Tuesday again? Seriously? Ok, I suppose I'm fine with that. This week's Tumblr Tuesday post is:
I'm inserting the photo rather than the screen shot, because the actual post is too big for the screen shot. (Someday I'll figure out how to fix it. That day isn't today.) I love this picture, because it has become a bit of a visual mantra since I uploaded it to iphoto last week. I knew I liked the shot when I took it. I thought it was visually diverse. A bit of a contradiction. I took a lot of photos that day, but I remember looking forward to uploading this one more than the others. I'm not sure how long I looked at it before I realized I connected to it on a symbolic level. (What else would you expect from a comp. lit. major? Uh, years ago... shhhh... don't tell anyone I still identify with my college major. But I digress...)
The camera is focused on the brick wall and the "oncoming truck" sign. Everything else is blurry and out of focus. Obviously, I did this on purpose when I hit the shutter button, but I don't think I really "saw" the brick wall until I uploaded the photo.
I have a bit of personal history with brick walls. As in, I tend to run face-first into them when I am trying wholeheartedly to achieve something I am passionate about and it doesn't work out. After I hit the wall, I always have to evaluate where the passion came from and better direct it. Usually it's not the passion that led me down the path to the brick wall; it's something else that misdirected me along the way. I know this about myself, and I wouldn't change it despite the occasional bruise, bump, scratch.
I ran into a brick wall last fall. I should have seen it coming, but I didn't. I hit it pretty hard and then continued to bump up against it for a while longer than I ever wanted.
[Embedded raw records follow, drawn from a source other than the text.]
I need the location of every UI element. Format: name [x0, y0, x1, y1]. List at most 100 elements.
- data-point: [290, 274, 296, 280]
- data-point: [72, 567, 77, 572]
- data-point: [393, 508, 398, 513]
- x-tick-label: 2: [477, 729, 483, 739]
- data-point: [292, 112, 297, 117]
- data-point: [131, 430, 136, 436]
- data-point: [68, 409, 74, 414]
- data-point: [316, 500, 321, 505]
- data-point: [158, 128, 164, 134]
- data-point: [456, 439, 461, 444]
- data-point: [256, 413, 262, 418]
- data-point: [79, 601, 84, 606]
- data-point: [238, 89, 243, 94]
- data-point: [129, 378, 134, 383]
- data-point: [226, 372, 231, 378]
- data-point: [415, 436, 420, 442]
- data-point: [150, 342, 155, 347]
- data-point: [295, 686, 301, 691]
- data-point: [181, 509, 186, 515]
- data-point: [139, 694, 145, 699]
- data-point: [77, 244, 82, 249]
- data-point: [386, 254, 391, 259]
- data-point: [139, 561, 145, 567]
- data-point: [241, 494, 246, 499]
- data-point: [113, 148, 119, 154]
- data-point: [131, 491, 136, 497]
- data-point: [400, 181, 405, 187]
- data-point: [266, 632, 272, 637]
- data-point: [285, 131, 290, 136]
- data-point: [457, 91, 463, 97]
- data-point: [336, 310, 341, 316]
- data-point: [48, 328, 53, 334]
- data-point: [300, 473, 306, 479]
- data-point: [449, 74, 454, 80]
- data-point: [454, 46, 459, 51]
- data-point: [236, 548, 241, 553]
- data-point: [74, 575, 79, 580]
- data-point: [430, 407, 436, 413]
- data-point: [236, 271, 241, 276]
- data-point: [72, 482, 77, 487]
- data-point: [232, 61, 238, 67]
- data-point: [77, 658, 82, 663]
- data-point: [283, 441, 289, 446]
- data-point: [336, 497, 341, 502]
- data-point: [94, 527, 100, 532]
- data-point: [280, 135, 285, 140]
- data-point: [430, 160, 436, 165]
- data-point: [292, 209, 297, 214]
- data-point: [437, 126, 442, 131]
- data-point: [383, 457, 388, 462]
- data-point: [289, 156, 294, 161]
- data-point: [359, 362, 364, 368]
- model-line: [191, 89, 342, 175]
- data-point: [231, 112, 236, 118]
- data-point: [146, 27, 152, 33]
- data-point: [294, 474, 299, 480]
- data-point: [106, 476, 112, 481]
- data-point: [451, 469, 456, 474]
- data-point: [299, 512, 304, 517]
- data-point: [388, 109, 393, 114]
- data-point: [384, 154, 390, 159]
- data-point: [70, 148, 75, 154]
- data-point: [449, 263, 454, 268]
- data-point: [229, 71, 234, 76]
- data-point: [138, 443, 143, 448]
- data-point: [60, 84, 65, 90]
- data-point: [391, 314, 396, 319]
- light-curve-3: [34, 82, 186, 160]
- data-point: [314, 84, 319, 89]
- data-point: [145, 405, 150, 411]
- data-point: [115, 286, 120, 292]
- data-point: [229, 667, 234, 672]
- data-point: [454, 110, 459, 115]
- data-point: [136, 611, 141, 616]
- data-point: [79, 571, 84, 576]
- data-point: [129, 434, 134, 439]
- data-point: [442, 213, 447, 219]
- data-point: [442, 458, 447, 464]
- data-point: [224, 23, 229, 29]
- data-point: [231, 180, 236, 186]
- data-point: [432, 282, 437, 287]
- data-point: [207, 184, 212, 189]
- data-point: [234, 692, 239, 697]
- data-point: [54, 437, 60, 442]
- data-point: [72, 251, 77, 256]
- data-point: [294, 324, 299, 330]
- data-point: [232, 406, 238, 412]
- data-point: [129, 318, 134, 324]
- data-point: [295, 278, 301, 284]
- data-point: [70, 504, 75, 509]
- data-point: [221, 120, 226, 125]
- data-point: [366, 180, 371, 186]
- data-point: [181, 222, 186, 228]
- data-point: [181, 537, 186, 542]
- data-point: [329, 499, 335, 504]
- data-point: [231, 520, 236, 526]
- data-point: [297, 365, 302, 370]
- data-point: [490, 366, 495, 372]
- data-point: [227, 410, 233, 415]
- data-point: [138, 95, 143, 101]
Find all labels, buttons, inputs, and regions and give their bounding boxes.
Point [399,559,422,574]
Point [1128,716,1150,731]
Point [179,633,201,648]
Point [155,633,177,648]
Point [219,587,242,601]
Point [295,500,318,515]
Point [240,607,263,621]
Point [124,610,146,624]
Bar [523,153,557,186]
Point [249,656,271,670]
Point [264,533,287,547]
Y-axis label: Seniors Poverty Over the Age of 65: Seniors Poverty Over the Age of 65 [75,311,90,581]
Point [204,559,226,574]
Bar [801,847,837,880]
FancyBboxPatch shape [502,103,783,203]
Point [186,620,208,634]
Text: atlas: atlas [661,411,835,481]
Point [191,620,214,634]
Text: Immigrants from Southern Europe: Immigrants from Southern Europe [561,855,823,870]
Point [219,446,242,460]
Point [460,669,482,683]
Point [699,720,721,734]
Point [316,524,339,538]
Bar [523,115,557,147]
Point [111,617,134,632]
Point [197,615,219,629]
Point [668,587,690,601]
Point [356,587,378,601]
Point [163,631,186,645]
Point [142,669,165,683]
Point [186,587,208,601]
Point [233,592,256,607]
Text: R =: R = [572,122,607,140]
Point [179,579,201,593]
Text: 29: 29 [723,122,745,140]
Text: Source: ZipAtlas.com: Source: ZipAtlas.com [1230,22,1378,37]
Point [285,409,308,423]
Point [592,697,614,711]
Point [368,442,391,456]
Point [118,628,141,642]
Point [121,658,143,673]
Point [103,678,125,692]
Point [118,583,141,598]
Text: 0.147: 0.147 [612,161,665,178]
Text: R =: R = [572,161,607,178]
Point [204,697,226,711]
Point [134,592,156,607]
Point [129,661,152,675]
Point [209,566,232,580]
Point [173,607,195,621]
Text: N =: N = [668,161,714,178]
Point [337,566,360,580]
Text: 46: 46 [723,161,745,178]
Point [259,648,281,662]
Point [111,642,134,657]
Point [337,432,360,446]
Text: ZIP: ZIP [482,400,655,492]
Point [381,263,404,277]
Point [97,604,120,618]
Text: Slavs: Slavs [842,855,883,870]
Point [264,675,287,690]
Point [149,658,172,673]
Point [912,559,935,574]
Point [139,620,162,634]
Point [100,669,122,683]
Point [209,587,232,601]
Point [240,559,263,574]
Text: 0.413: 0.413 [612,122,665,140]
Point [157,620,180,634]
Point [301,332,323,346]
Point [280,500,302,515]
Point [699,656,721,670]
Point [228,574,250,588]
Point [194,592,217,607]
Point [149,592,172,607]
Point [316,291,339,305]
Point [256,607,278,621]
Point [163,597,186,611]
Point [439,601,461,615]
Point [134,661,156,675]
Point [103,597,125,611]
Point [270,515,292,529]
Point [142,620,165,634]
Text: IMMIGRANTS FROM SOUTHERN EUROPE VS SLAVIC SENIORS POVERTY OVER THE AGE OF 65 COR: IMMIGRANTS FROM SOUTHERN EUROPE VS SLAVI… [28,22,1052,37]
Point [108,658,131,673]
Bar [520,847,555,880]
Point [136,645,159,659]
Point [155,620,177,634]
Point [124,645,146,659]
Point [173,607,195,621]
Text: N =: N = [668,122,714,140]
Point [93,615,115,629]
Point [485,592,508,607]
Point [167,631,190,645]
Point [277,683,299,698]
I know this brick wall exists now. I have my eyes glued to it, because I don't want to hit it again. I'm focused on the brick wall. And the fear of the oncoming truck. You know the kind: the ones that run you down and leave your bones feeling at least four times heavier than your body mass. I'm watching for the oncoming truck with my eyes glued to the brick wall.
And I'm missing the other half of the picture. The blurry, unfocused other 50% of the picture. The taxi cab. The bicycle. Vehicles. Methods of movement. I'm focusing on the brick wall with such intensity that I am dangerously close to missing movement away from the brick wall. The bright, colorful, wind-in-my-hair, exhilarating, method of movement out and around and far, far, far away from that brick wall.
Sure, it's just a photo. But this photo told me: I need to refocus.